Personal or Psychological Hindrances:

Several personal or psychological factors also cause hindrances in the way of delegation. These include the egoistic tendency of the superior to have credit for everything, fear or disloyalty on the part of the subordinates, lack of confidence in the capacity and competence of the subordinates, absence of emotional maturity in the chief, lack of knowledge of what to delegate and how to delegate, and fear of accountability to the higher levels or to the legislature. Pfiffner gives the following human causes of hindrances in the way of delegation of authority by superiors:

(1) Persons who rise to positions of hierarchical leadership have more than normal egoism.

(2) Superiors are afraid that subordinates or others will not make proper decisions or carry them out in the desired manner.

(3) They fear that disloyal or subversive power centers will develop among strong subordinates.

(4) Strong, vigorous, and highly motivated persons become impatient with the slow pace and indecisiveness of their subordinates.

(5) In Public Administration, political considerations often make delegation difficult.

(6) The cultural heritage of humans has been one of authoritarian and patriarchal headships. The practice of delegation is partly dependent on cultural change, which comes but slowly.

(7) The act of delegation requires emotional maturity which apparently is rare even among successful persons.

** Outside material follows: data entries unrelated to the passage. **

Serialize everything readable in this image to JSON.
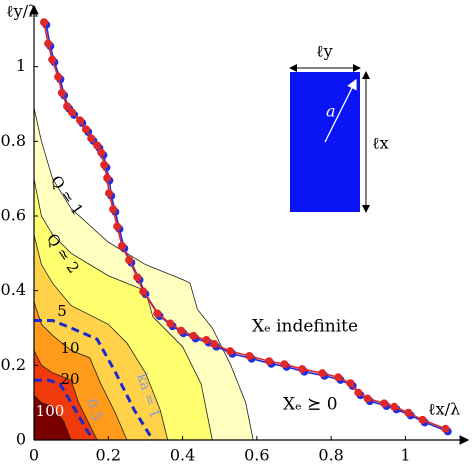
{
  "chart_data": {
    "type": "contour",
    "xlabel": "ℓx/λ",
    "ylabel": "ℓy/λ",
    "xlim": [
      0,
      1.12
    ],
    "ylim": [
      0,
      1.125
    ],
    "xticks": [
      0,
      0.2,
      0.4,
      0.6,
      0.8,
      1
    ],
    "yticks": [
      0,
      0.2,
      0.4,
      0.6,
      0.8,
      1
    ],
    "regions": [
      {
        "label": "Q ≃ 1",
        "color": "#ffffc0",
        "x": [
          0,
          0.02,
          0.05,
          0.1,
          0.2,
          0.3,
          0.4,
          0.42,
          0.44,
          0.48,
          0.53,
          0.57,
          0.59
        ],
        "y": [
          0.89,
          0.8,
          0.7,
          0.62,
          0.53,
          0.47,
          0.43,
          0.42,
          0.35,
          0.3,
          0.2,
          0.1,
          0
        ]
      },
      {
        "label": "Q ≃ 2",
        "color": "#ffff70",
        "x": [
          0,
          0.02,
          0.05,
          0.1,
          0.2,
          0.3,
          0.32,
          0.4,
          0.45,
          0.48
        ],
        "y": [
          0.7,
          0.6,
          0.55,
          0.5,
          0.44,
          0.4,
          0.33,
          0.25,
          0.15,
          0
        ]
      },
      {
        "label": "5",
        "color": "#ffd24a",
        "x": [
          0,
          0.02,
          0.05,
          0.1,
          0.2,
          0.25,
          0.3,
          0.34,
          0.36
        ],
        "y": [
          0.55,
          0.47,
          0.42,
          0.36,
          0.31,
          0.26,
          0.18,
          0.08,
          0
        ]
      },
      {
        "label": "10",
        "color": "#ff9a1a",
        "x": [
          0,
          0.02,
          0.05,
          0.1,
          0.15,
          0.18,
          0.22,
          0.25
        ],
        "y": [
          0.37,
          0.31,
          0.28,
          0.24,
          0.22,
          0.15,
          0.07,
          0
        ]
      },
      {
        "label": "20",
        "color": "#f03a0a",
        "x": [
          0,
          0.02,
          0.05,
          0.1,
          0.12,
          0.15,
          0.17
        ],
        "y": [
          0.24,
          0.2,
          0.18,
          0.16,
          0.1,
          0.04,
          0
        ]
      },
      {
        "label": "100",
        "color": "#7a0000",
        "x": [
          0,
          0.02,
          0.05,
          0.08,
          0.1
        ],
        "y": [
          0.12,
          0.1,
          0.09,
          0.05,
          0
        ]
      }
    ],
    "dashed_curves": [
      {
        "label": "ka = 1",
        "color": "#1a2ad0",
        "x": [
          0,
          0.05,
          0.1,
          0.17,
          0.22,
          0.27,
          0.32
        ],
        "y": [
          0.32,
          0.32,
          0.3,
          0.27,
          0.18,
          0.08,
          0
        ]
      },
      {
        "label": "0.5",
        "color": "#1a2ad0",
        "x": [
          0,
          0.04,
          0.07,
          0.1,
          0.14,
          0.16
        ],
        "y": [
          0.16,
          0.16,
          0.15,
          0.1,
          0.03,
          0
        ]
      }
    ],
    "series": [
      {
        "color": "#2030e0",
        "x": [
          0.033,
          0.044,
          0.055,
          0.071,
          0.081,
          0.095,
          0.108,
          0.13,
          0.146,
          0.16,
          0.176,
          0.187,
          0.195,
          0.203,
          0.208,
          0.219,
          0.23,
          0.243,
          0.262,
          0.284,
          0.3,
          0.338,
          0.373,
          0.402,
          0.435,
          0.47,
          0.491,
          0.534,
          0.586,
          0.639,
          0.68,
          0.728,
          0.782,
          0.825,
          0.858,
          0.879,
          0.904,
          0.949,
          0.976,
          1.014,
          1.052,
          1.114
        ],
        "values": [
          1.112,
          1.055,
          1.012,
          0.966,
          0.923,
          0.887,
          0.871,
          0.849,
          0.825,
          0.801,
          0.782,
          0.763,
          0.73,
          0.695,
          0.654,
          0.611,
          0.565,
          0.513,
          0.475,
          0.429,
          0.391,
          0.332,
          0.305,
          0.286,
          0.272,
          0.261,
          0.25,
          0.231,
          0.218,
          0.204,
          0.196,
          0.183,
          0.172,
          0.161,
          0.145,
          0.12,
          0.104,
          0.091,
          0.082,
          0.066,
          0.047,
          0.023
        ]
      },
      {
        "color": "#e02828",
        "x": [
          0.027,
          0.038,
          0.049,
          0.065,
          0.075,
          0.089,
          0.102,
          0.124,
          0.14,
          0.154,
          0.17,
          0.181,
          0.189,
          0.197,
          0.202,
          0.213,
          0.224,
          0.237,
          0.256,
          0.278,
          0.294,
          0.332,
          0.367,
          0.396,
          0.429,
          0.464,
          0.485,
          0.528,
          0.58,
          0.633,
          0.674,
          0.722,
          0.776,
          0.819,
          0.852,
          0.873,
          0.898,
          0.943,
          0.97,
          1.008,
          1.046,
          1.108
        ],
        "values": [
          1.119,
          1.062,
          1.019,
          0.973,
          0.93,
          0.894,
          0.878,
          0.856,
          0.832,
          0.808,
          0.789,
          0.77,
          0.737,
          0.702,
          0.661,
          0.618,
          0.572,
          0.52,
          0.482,
          0.436,
          0.398,
          0.339,
          0.312,
          0.293,
          0.279,
          0.268,
          0.257,
          0.238,
          0.225,
          0.211,
          0.203,
          0.19,
          0.179,
          0.168,
          0.152,
          0.127,
          0.111,
          0.098,
          0.089,
          0.073,
          0.054,
          0.03
        ]
      }
    ],
    "annotations": [
      "Xₑ indefinite",
      "Xₑ ⪰ 0"
    ],
    "inset": {
      "width_label": "ℓy",
      "height_label": "ℓx",
      "radius_label": "a",
      "color": "#0a14f5"
    }
  }
}
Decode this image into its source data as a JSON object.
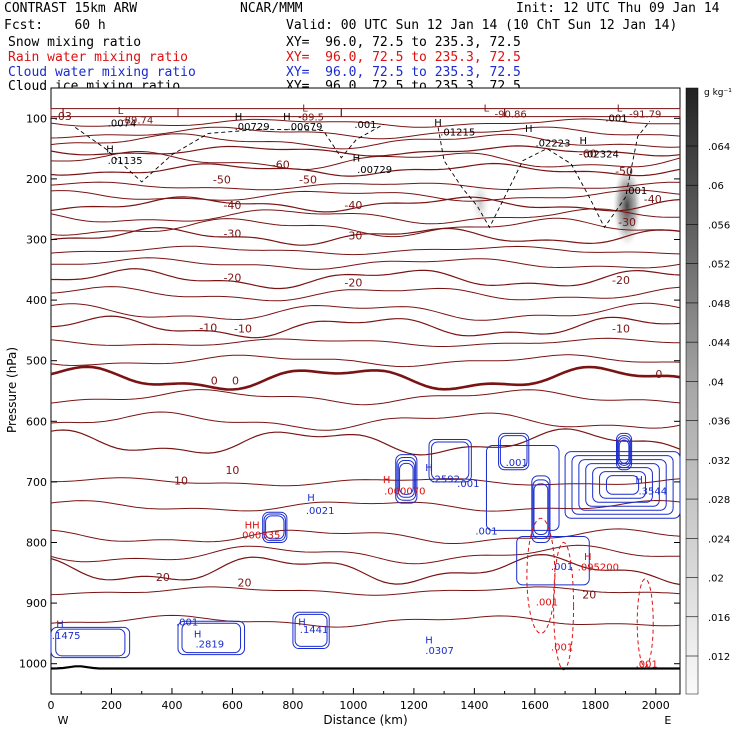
{
  "header": {
    "model": "CONTRAST 15km ARW",
    "org": "NCAR/MMM",
    "init": "Init: 12 UTC Thu 09 Jan 14",
    "fcst": "Fcst:    60 h",
    "valid": "Valid: 00 UTC Sun 12 Jan 14 (10 ChT Sun 12 Jan 14)"
  },
  "fields": [
    {
      "label": "Snow mixing ratio",
      "xy": "XY=  96.0, 72.5 to 235.3, 72.5",
      "color": "#000000"
    },
    {
      "label": "Rain water mixing ratio",
      "xy": "XY=  96.0, 72.5 to 235.3, 72.5",
      "color": "#dd1111"
    },
    {
      "label": "Cloud water mixing ratio",
      "xy": "XY=  96.0, 72.5 to 235.3, 72.5",
      "color": "#1a2ccc"
    },
    {
      "label": "Cloud ice mixing ratio",
      "xy": "XY=  96.0, 72.5 to 235.3, 72.5",
      "color": "#000000"
    }
  ],
  "colors": {
    "temp": "#7a1414",
    "rain": "#dd1111",
    "cloud": "#1a2ccc",
    "ice": "#000000"
  },
  "chart_data": {
    "type": "heatmap",
    "xlabel": "Distance (km)",
    "ylabel": "Pressure (hPa)",
    "xlim": [
      0,
      2080
    ],
    "ylim": [
      1050,
      50
    ],
    "x_ticks": [
      0,
      200,
      400,
      600,
      800,
      1000,
      1200,
      1400,
      1600,
      1800,
      2000
    ],
    "y_ticks": [
      100,
      200,
      300,
      400,
      500,
      600,
      700,
      800,
      900,
      1000
    ],
    "x_end_labels": {
      "left": "W",
      "right": "E"
    },
    "colorbar": {
      "unit": "g kg⁻¹",
      "ticks": [
        ".064",
        ".06",
        ".056",
        ".052",
        ".048",
        ".044",
        ".04",
        ".036",
        ".032",
        ".028",
        ".024",
        ".02",
        ".016",
        ".012"
      ]
    },
    "temperature_contours": [
      {
        "value": "-60",
        "p": 154,
        "label_x": 770
      },
      {
        "value": "-50",
        "p": 185,
        "label_x": 610
      },
      {
        "value": "-40",
        "p": 242,
        "label_x": 1070
      },
      {
        "value": "-30",
        "p": 295,
        "label_x": 1000
      },
      {
        "value": "-20",
        "p": 365,
        "label_x": 1150
      },
      {
        "value": "-10",
        "p": 445,
        "label_x": 600
      },
      {
        "value": "0",
        "p": 530,
        "label_x": 610
      },
      {
        "value": "10",
        "p": 635,
        "label_x": 600
      },
      {
        "value": "20",
        "p": 845,
        "label_x": 640
      }
    ],
    "temperature_labels": [
      {
        "text": ".03",
        "x": 40,
        "p": 96
      },
      {
        "text": "-60",
        "x": 760,
        "p": 176
      },
      {
        "text": "-50",
        "x": 565,
        "p": 201
      },
      {
        "text": "-50",
        "x": 850,
        "p": 201
      },
      {
        "text": "-40",
        "x": 600,
        "p": 243
      },
      {
        "text": "-40",
        "x": 1000,
        "p": 243
      },
      {
        "text": "-30",
        "x": 600,
        "p": 290
      },
      {
        "text": "-30",
        "x": 1000,
        "p": 293
      },
      {
        "text": "-20",
        "x": 600,
        "p": 363
      },
      {
        "text": "-20",
        "x": 1000,
        "p": 371
      },
      {
        "text": "-20",
        "x": 1885,
        "p": 367
      },
      {
        "text": "-10",
        "x": 520,
        "p": 445
      },
      {
        "text": "-10",
        "x": 635,
        "p": 447
      },
      {
        "text": "-10",
        "x": 1885,
        "p": 447
      },
      {
        "text": "0",
        "x": 540,
        "p": 533
      },
      {
        "text": "0",
        "x": 610,
        "p": 533
      },
      {
        "text": "0",
        "x": 2010,
        "p": 522
      },
      {
        "text": "10",
        "x": 430,
        "p": 698
      },
      {
        "text": "10",
        "x": 600,
        "p": 680
      },
      {
        "text": "20",
        "x": 370,
        "p": 857
      },
      {
        "text": "20",
        "x": 640,
        "p": 866
      },
      {
        "text": "20",
        "x": 1780,
        "p": 886
      },
      {
        "text": "-60",
        "x": 1775,
        "p": 158
      },
      {
        "text": "-50",
        "x": 1895,
        "p": 187
      },
      {
        "text": "-40",
        "x": 1990,
        "p": 233
      },
      {
        "text": "-30",
        "x": 1905,
        "p": 271
      }
    ],
    "markers": [
      {
        "text": "L",
        "x": 230,
        "p": 86,
        "color": "#7a1414"
      },
      {
        "text": "L",
        "x": 840,
        "p": 82,
        "color": "#7a1414"
      },
      {
        "text": "L",
        "x": 1440,
        "p": 82,
        "color": "#7a1414"
      },
      {
        "text": "L",
        "x": 1880,
        "p": 82,
        "color": "#7a1414"
      },
      {
        "text": "H",
        "x": 620,
        "p": 96,
        "color": "#000000"
      },
      {
        "text": "H",
        "x": 780,
        "p": 96,
        "color": "#000000"
      },
      {
        "text": "H",
        "x": 1280,
        "p": 106,
        "color": "#000000"
      },
      {
        "text": "H",
        "x": 1580,
        "p": 116,
        "color": "#000000"
      },
      {
        "text": "H",
        "x": 1760,
        "p": 136,
        "color": "#000000"
      },
      {
        "text": "H",
        "x": 195,
        "p": 150,
        "color": "#000000"
      },
      {
        "text": "H",
        "x": 1010,
        "p": 165,
        "color": "#000000"
      },
      {
        "text": "H",
        "x": 1250,
        "p": 675,
        "color": "#1a2ccc"
      },
      {
        "text": "H",
        "x": 1110,
        "p": 695,
        "color": "#dd1111"
      },
      {
        "text": "H",
        "x": 1945,
        "p": 695,
        "color": "#1a2ccc"
      },
      {
        "text": "H",
        "x": 860,
        "p": 725,
        "color": "#1a2ccc"
      },
      {
        "text": "HH",
        "x": 665,
        "p": 770,
        "color": "#dd1111"
      },
      {
        "text": "H",
        "x": 1775,
        "p": 822,
        "color": "#dd1111"
      },
      {
        "text": "H",
        "x": 30,
        "p": 934,
        "color": "#1a2ccc"
      },
      {
        "text": "H",
        "x": 485,
        "p": 950,
        "color": "#1a2ccc"
      },
      {
        "text": "H",
        "x": 830,
        "p": 930,
        "color": "#1a2ccc"
      },
      {
        "text": "H",
        "x": 1250,
        "p": 960,
        "color": "#1a2ccc"
      }
    ],
    "value_labels": [
      {
        "text": ".0074",
        "x": 235,
        "p": 107,
        "color": "#000000"
      },
      {
        "text": "-89.74",
        "x": 285,
        "p": 102,
        "color": "#7a1414"
      },
      {
        "text": "-89.5",
        "x": 860,
        "p": 97,
        "color": "#7a1414"
      },
      {
        "text": ".00729",
        "x": 665,
        "p": 113,
        "color": "#000000"
      },
      {
        "text": ".00679",
        "x": 840,
        "p": 113,
        "color": "#000000"
      },
      {
        "text": ".001",
        "x": 1040,
        "p": 109,
        "color": "#000000"
      },
      {
        "text": "-90.86",
        "x": 1520,
        "p": 92,
        "color": "#7a1414"
      },
      {
        "text": ".001",
        "x": 1870,
        "p": 99,
        "color": "#000000"
      },
      {
        "text": "-91.79",
        "x": 1965,
        "p": 92,
        "color": "#7a1414"
      },
      {
        "text": ".01215",
        "x": 1345,
        "p": 122,
        "color": "#000000"
      },
      {
        "text": ".02223",
        "x": 1660,
        "p": 140,
        "color": "#000000"
      },
      {
        "text": ".02324",
        "x": 1820,
        "p": 158,
        "color": "#000000"
      },
      {
        "text": ".01135",
        "x": 245,
        "p": 169,
        "color": "#000000"
      },
      {
        "text": ".00729",
        "x": 1070,
        "p": 184,
        "color": "#000000"
      },
      {
        "text": ".001",
        "x": 1935,
        "p": 218,
        "color": "#000000"
      },
      {
        "text": ".2592",
        "x": 1305,
        "p": 694,
        "color": "#1a2ccc"
      },
      {
        "text": ".001",
        "x": 1540,
        "p": 667,
        "color": "#1a2ccc"
      },
      {
        "text": ".001",
        "x": 1380,
        "p": 702,
        "color": "#1a2ccc"
      },
      {
        "text": ".000070",
        "x": 1170,
        "p": 714,
        "color": "#dd1111"
      },
      {
        "text": ".3544",
        "x": 1990,
        "p": 714,
        "color": "#1a2ccc"
      },
      {
        "text": ".0021",
        "x": 890,
        "p": 746,
        "color": "#1a2ccc"
      },
      {
        "text": ".000335",
        "x": 690,
        "p": 787,
        "color": "#dd1111"
      },
      {
        "text": ".001",
        "x": 1440,
        "p": 780,
        "color": "#1a2ccc"
      },
      {
        "text": ".001",
        "x": 1690,
        "p": 839,
        "color": "#1a2ccc"
      },
      {
        "text": ".095200",
        "x": 1810,
        "p": 840,
        "color": "#dd1111"
      },
      {
        "text": ".001",
        "x": 1640,
        "p": 897,
        "color": "#dd1111"
      },
      {
        "text": ".001",
        "x": 450,
        "p": 930,
        "color": "#1a2ccc"
      },
      {
        "text": ".1441",
        "x": 870,
        "p": 943,
        "color": "#1a2ccc"
      },
      {
        "text": ".1475",
        "x": 50,
        "p": 953,
        "color": "#1a2ccc"
      },
      {
        "text": ".2819",
        "x": 525,
        "p": 967,
        "color": "#1a2ccc"
      },
      {
        "text": ".0307",
        "x": 1285,
        "p": 977,
        "color": "#1a2ccc"
      },
      {
        "text": ".001",
        "x": 1690,
        "p": 972,
        "color": "#dd1111"
      },
      {
        "text": ".001",
        "x": 1970,
        "p": 1000,
        "color": "#dd1111"
      }
    ]
  }
}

(8) The symbols of leadership (those personal qualities and traits which attract the attention of others) are inconsistent with the philosophy of delegation. Those striving to succeed must make themselves prominent, and hence they naturally resist delegation.

(10) At times, those who desire to delegate do not know how to do it.

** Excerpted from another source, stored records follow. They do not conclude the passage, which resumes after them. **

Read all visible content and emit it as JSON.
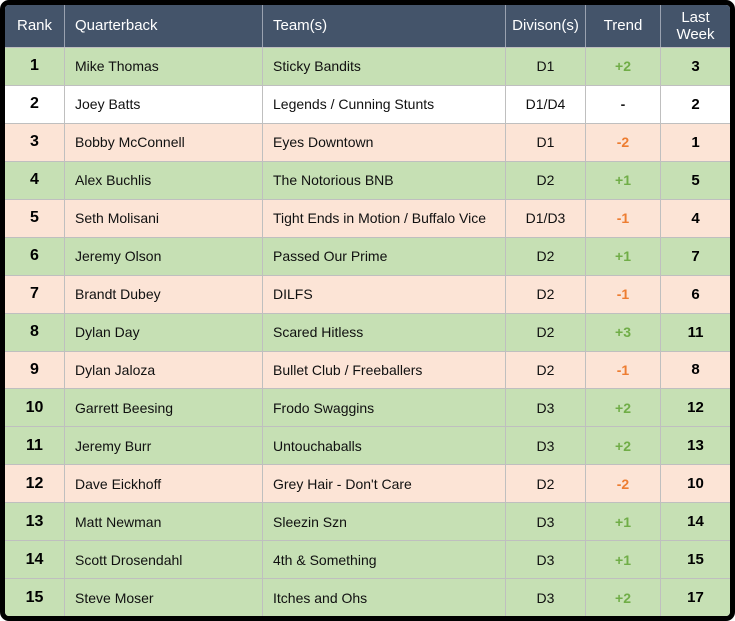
{
  "table": {
    "columns": [
      {
        "key": "rank",
        "label": "Rank"
      },
      {
        "key": "quarterback",
        "label": "Quarterback"
      },
      {
        "key": "teams",
        "label": "Team(s)"
      },
      {
        "key": "divisions",
        "label": "Divison(s)"
      },
      {
        "key": "trend",
        "label": "Trend"
      },
      {
        "key": "last_week",
        "label": "Last Week"
      }
    ],
    "rows": [
      {
        "rank": "1",
        "quarterback": "Mike Thomas",
        "teams": "Sticky Bandits",
        "divisions": "D1",
        "trend": "+2",
        "trend_color": "green",
        "last_week": "3",
        "row_color": "green"
      },
      {
        "rank": "2",
        "quarterback": "Joey Batts",
        "teams": "Legends / Cunning Stunts",
        "divisions": "D1/D4",
        "trend": "-",
        "trend_color": "neutral",
        "last_week": "2",
        "row_color": "white"
      },
      {
        "rank": "3",
        "quarterback": "Bobby McConnell",
        "teams": "Eyes Downtown",
        "divisions": "D1",
        "trend": "-2",
        "trend_color": "orange",
        "last_week": "1",
        "row_color": "peach"
      },
      {
        "rank": "4",
        "quarterback": "Alex Buchlis",
        "teams": "The Notorious BNB",
        "divisions": "D2",
        "trend": "+1",
        "trend_color": "green",
        "last_week": "5",
        "row_color": "green"
      },
      {
        "rank": "5",
        "quarterback": "Seth Molisani",
        "teams": "Tight Ends in Motion / Buffalo Vice",
        "divisions": "D1/D3",
        "trend": "-1",
        "trend_color": "orange",
        "last_week": "4",
        "row_color": "peach"
      },
      {
        "rank": "6",
        "quarterback": "Jeremy Olson",
        "teams": "Passed Our Prime",
        "divisions": "D2",
        "trend": "+1",
        "trend_color": "green",
        "last_week": "7",
        "row_color": "green"
      },
      {
        "rank": "7",
        "quarterback": "Brandt Dubey",
        "teams": "DILFS",
        "divisions": "D2",
        "trend": "-1",
        "trend_color": "orange",
        "last_week": "6",
        "row_color": "peach"
      },
      {
        "rank": "8",
        "quarterback": "Dylan Day",
        "teams": "Scared Hitless",
        "divisions": "D2",
        "trend": "+3",
        "trend_color": "green",
        "last_week": "11",
        "row_color": "green"
      },
      {
        "rank": "9",
        "quarterback": "Dylan Jaloza",
        "teams": "Bullet Club / Freeballers",
        "divisions": "D2",
        "trend": "-1",
        "trend_color": "orange",
        "last_week": "8",
        "row_color": "peach"
      },
      {
        "rank": "10",
        "quarterback": "Garrett Beesing",
        "teams": "Frodo Swaggins",
        "divisions": "D3",
        "trend": "+2",
        "trend_color": "green",
        "last_week": "12",
        "row_color": "green"
      },
      {
        "rank": "11",
        "quarterback": "Jeremy Burr",
        "teams": "Untouchaballs",
        "divisions": "D3",
        "trend": "+2",
        "trend_color": "green",
        "last_week": "13",
        "row_color": "green"
      },
      {
        "rank": "12",
        "quarterback": "Dave Eickhoff",
        "teams": "Grey Hair - Don't Care",
        "divisions": "D2",
        "trend": "-2",
        "trend_color": "orange",
        "last_week": "10",
        "row_color": "peach"
      },
      {
        "rank": "13",
        "quarterback": "Matt Newman",
        "teams": "Sleezin Szn",
        "divisions": "D3",
        "trend": "+1",
        "trend_color": "green",
        "last_week": "14",
        "row_color": "green"
      },
      {
        "rank": "14",
        "quarterback": "Scott Drosendahl",
        "teams": "4th & Something",
        "divisions": "D3",
        "trend": "+1",
        "trend_color": "green",
        "last_week": "15",
        "row_color": "green"
      },
      {
        "rank": "15",
        "quarterback": "Steve Moser",
        "teams": "Itches and Ohs",
        "divisions": "D3",
        "trend": "+2",
        "trend_color": "green",
        "last_week": "17",
        "row_color": "green"
      }
    ]
  },
  "colors": {
    "header_bg": "#44546A",
    "header_text": "#FFFFFF",
    "row_green": "#C6E0B4",
    "row_peach": "#FCE4D6",
    "row_white": "#FFFFFF",
    "trend_up": "#70AD47",
    "trend_down": "#ED7D31",
    "grid_line": "#BFBFBF",
    "frame_border": "#000000"
  }
}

(11) They do not know how far they should delegate, at least for two reasons:

  • The science of organization and management is immature and also inadequate.
  • Their work experience has not taught them to delegate because most organizations fail to practice delegation.

In addition to these, the non-acceptance of delegation on the part of the subordinates can also be a problem. The reason behind this can be the:

  • fear of criticism.
  • lack of the needed information and resources to do a good job.
  • lack of confidence to exercise delegated authority.
  • lack of initiative and drive.
  • work more in quantity than one’s capacity to work.

In spite of the above-listed hindrances, delegation is usually practiced in all organizations; rather it has to be practiced due to the increasing volume and complexity of work. Delegation is an important principle of organization. In contemporary times, no organization, particularly no large-scale organization, can work properly without delegation.